Legitimate news media have always played a vital role in filtering out the junk from the vital, in assessing the most critical issues of the day and in producing professional journalism that readers, listeners and viewers can rely upon for a rough approximation of reality.
Oh, I know, mainstream news media have often fallen into their own comfortable biases, have erred and failed many times and have suffered tunnel vision on many issues that editors and news directors have decided are more central to our society than they might really be.
I entered university at the time when undergrads like me were warned about the “gatekeepers” and the “captains of consciousness” of the news media.
There have no doubt been many times when the media has foreshortened our view of the real world. But that hasn’t been a problem since the birth of the worldwide web back in the mid-1990s. We’ve had a plethora of information ever since, of a bewildering variety, and we’re arguably better off because of it.
The news media has been suffering as platforms like Facebook and Google eat up most of the world’s advertising money.
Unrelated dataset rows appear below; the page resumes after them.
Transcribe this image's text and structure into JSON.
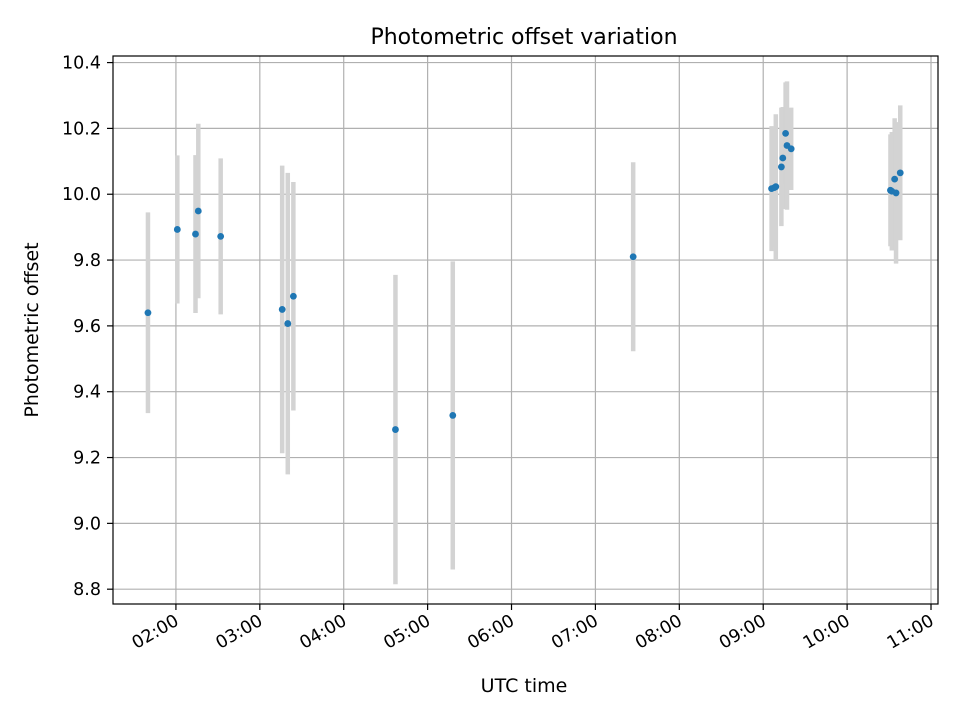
{
  "chart_data": {
    "type": "scatter",
    "title": "Photometric offset variation",
    "xlabel": "UTC time",
    "ylabel": "Photometric offset",
    "grid": true,
    "legend": "none",
    "xlim": [
      "01:15",
      "11:05"
    ],
    "ylim": [
      8.755,
      10.42
    ],
    "x_ticks": [
      "02:00",
      "03:00",
      "04:00",
      "05:00",
      "06:00",
      "07:00",
      "08:00",
      "09:00",
      "10:00",
      "11:00"
    ],
    "y_ticks": [
      "8.8",
      "9.0",
      "9.2",
      "9.4",
      "9.6",
      "9.8",
      "10.0",
      "10.2",
      "10.4"
    ],
    "marker_color": "#1f77b4",
    "errorbar_color": "#d3d3d3",
    "series": [
      {
        "points": [
          {
            "x": "01:40",
            "y": 9.64,
            "err": 0.305
          },
          {
            "x": "02:01",
            "y": 9.893,
            "err": 0.225
          },
          {
            "x": "02:14",
            "y": 9.879,
            "err": 0.24
          },
          {
            "x": "02:16",
            "y": 9.949,
            "err": 0.265
          },
          {
            "x": "02:32",
            "y": 9.872,
            "err": 0.237
          },
          {
            "x": "03:16",
            "y": 9.65,
            "err": 0.437
          },
          {
            "x": "03:20",
            "y": 9.607,
            "err": 0.458
          },
          {
            "x": "03:24",
            "y": 9.69,
            "err": 0.347
          },
          {
            "x": "04:37",
            "y": 9.285,
            "err": 0.47
          },
          {
            "x": "05:18",
            "y": 9.328,
            "err": 0.468
          },
          {
            "x": "07:27",
            "y": 9.81,
            "err": 0.287
          },
          {
            "x": "09:06",
            "y": 10.017,
            "err": 0.19
          },
          {
            "x": "09:08",
            "y": 10.02,
            "err": 0.18
          },
          {
            "x": "09:09",
            "y": 10.023,
            "err": 0.22
          },
          {
            "x": "09:13",
            "y": 10.083,
            "err": 0.18
          },
          {
            "x": "09:14",
            "y": 10.11,
            "err": 0.155
          },
          {
            "x": "09:16",
            "y": 10.185,
            "err": 0.155
          },
          {
            "x": "09:17",
            "y": 10.148,
            "err": 0.195
          },
          {
            "x": "09:20",
            "y": 10.138,
            "err": 0.125
          },
          {
            "x": "10:31",
            "y": 10.012,
            "err": 0.17
          },
          {
            "x": "10:32",
            "y": 10.009,
            "err": 0.18
          },
          {
            "x": "10:34",
            "y": 10.046,
            "err": 0.185
          },
          {
            "x": "10:35",
            "y": 10.004,
            "err": 0.215
          },
          {
            "x": "10:38",
            "y": 10.065,
            "err": 0.205
          }
        ]
      }
    ]
  }
}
The platforms don’t share the money with the media, whose work they are often benefitting from, as people share new stories and analysis.
This has led to the cage match between the federal government and the biggest platforms, including Facebook and Google, over the government’s attempts to require the platforms to make reasonable agreements with media to share the ad revenue. Facebook, particularly, has been aggressive in cutting off users from access to legitimate news media.
That’s bad for users, readers, Canadians. It’s bad for farmers if they suddenly (and without notice) lose access to vital sources of information. Many people take access to news media for granted. That might not be a safe assumption right now.
So, for you who farm and are serious about making your marketing and other decisions based upon access to quality information at least partially supplied by the news media, you might need to work a little harder to get it until the present cage match is over.
Go directly to the webpages of media (like The Western Producer), use news apps, subscribe to newspapers and magazines. Don’t just assume you’re going to get the same news flow you’ve been getting when you go to your Facebook feed or do Google searches. That might not be true now.
Quality information is a vital input. Make sure you’re still getting it delivered.